Posts by artagastas

    Da müsste man voraussetzen, dies als Fehler anzuerkennen. Davon sind wir Lichtjahre entfernt. Vermutlich sind alle Beteiligten froh, wieder neuen benötigten Wohnraum/Gewerbeimmobilien geschaffen zu haben.

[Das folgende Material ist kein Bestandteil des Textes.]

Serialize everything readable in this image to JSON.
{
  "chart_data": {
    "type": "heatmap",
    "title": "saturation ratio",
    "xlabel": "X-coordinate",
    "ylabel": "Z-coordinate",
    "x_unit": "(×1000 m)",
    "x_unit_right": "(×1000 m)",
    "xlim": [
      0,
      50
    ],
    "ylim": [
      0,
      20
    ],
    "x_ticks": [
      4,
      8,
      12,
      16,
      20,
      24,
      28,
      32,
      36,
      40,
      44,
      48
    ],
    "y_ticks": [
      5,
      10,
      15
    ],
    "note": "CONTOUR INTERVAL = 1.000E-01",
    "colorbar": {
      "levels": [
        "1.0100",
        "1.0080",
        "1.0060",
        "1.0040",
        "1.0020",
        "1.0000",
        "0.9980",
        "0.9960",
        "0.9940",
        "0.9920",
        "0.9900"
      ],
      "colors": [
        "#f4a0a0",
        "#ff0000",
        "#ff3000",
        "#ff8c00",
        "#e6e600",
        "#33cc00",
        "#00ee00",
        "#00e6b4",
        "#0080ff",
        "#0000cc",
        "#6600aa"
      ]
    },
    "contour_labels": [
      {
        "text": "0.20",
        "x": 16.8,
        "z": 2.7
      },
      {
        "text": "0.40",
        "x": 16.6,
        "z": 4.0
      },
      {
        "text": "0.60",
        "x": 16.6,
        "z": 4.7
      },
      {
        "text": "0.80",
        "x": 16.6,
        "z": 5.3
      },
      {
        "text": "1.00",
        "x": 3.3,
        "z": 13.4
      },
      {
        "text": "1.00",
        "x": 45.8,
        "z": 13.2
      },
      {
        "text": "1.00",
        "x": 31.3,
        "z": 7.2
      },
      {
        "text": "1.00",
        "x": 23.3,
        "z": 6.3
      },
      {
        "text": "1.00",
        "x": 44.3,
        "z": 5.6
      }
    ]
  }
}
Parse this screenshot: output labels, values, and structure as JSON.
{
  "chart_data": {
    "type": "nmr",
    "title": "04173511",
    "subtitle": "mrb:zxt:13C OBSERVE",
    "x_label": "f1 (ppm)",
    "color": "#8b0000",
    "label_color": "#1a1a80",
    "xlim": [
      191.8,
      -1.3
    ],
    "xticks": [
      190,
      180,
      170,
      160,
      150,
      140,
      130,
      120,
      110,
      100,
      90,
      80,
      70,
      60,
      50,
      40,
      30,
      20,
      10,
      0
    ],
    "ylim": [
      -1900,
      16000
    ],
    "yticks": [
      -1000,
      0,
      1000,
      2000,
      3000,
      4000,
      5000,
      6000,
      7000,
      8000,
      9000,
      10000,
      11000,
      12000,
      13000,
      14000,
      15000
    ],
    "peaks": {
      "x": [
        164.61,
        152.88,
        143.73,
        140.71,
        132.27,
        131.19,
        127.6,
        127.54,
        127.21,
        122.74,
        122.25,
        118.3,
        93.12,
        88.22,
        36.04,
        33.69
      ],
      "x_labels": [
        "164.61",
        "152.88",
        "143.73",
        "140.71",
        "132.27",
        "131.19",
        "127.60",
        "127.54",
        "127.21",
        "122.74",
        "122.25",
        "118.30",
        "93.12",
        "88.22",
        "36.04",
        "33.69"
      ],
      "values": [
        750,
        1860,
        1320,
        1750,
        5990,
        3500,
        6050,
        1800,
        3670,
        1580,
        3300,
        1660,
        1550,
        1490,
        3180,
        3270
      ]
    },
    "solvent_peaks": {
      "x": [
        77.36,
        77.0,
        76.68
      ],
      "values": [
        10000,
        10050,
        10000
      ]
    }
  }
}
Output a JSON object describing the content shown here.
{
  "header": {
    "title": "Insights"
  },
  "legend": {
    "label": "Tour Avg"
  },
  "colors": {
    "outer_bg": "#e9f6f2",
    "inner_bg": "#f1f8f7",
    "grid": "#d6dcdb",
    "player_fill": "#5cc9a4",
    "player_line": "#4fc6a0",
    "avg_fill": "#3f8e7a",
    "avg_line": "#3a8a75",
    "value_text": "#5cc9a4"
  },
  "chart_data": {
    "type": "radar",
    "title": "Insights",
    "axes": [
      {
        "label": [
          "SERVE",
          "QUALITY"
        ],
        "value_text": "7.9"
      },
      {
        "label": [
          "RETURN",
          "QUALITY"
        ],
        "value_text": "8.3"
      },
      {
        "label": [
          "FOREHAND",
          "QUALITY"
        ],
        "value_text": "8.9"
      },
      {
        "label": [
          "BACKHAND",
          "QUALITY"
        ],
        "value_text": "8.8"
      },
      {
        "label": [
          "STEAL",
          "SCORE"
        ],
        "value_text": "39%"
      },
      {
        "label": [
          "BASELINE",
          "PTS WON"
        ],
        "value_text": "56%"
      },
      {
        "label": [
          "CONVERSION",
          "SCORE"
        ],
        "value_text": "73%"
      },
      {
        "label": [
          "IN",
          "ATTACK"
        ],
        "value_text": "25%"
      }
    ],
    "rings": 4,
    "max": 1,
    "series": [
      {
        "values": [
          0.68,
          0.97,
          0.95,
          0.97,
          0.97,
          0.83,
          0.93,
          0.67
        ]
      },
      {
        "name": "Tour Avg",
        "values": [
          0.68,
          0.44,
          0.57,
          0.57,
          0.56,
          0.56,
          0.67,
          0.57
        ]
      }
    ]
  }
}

    Vermutlich ist diese Funktionsarchitektur noch nicht mal handgezeichnet, sondern von einem Computer entworfen. KI lässt grüßen

    Ich denke, wir sind ein Forum für Baukultur und nicht für politische Ideologien. Wenn ich mir dir Luftbilder von Halberstadt 2024 anschaue, muss ich sagen, dass sich in der Altstadt viel Positives getan hat. Schade, dass man in der Umgebung des Rathauses keine Rekonstruktionen erstellt hat. Zwei Gebäude wären es wert gewesen, zumindest als Fassade: der "Stelzfuß" am Holzmarkt und der Ratskeller am Fischmarkt mit seinem reichen Schnitzwerk. Das wären reizvolle Aufgaben für Jugendbauhüttenprojekte gewesen und schöne Herausforderungen für Gesellen- und Meisterstücke. Leider wurde der Stelzfuß nur als modern interpretierte Paraphrase wiederaufgebaut. Beim Nachfolgebau des Ratskellers stimmt wenigstens die Kubatur einigermaßen. Als ich 2007 Halberstadt besuchte, gab es noch etliche Bauruinen, die abgesperrt waren. Ich hoffe, dass ein Großteil dieser Ruinen noch gerettet worden sind. Was ist eigentlich aus der Fachwerkkirche St. Johannis geworden? Ist die auch renoviert worden? Ich habe sie als beeindruckendes Bauwerk in Erinnerung.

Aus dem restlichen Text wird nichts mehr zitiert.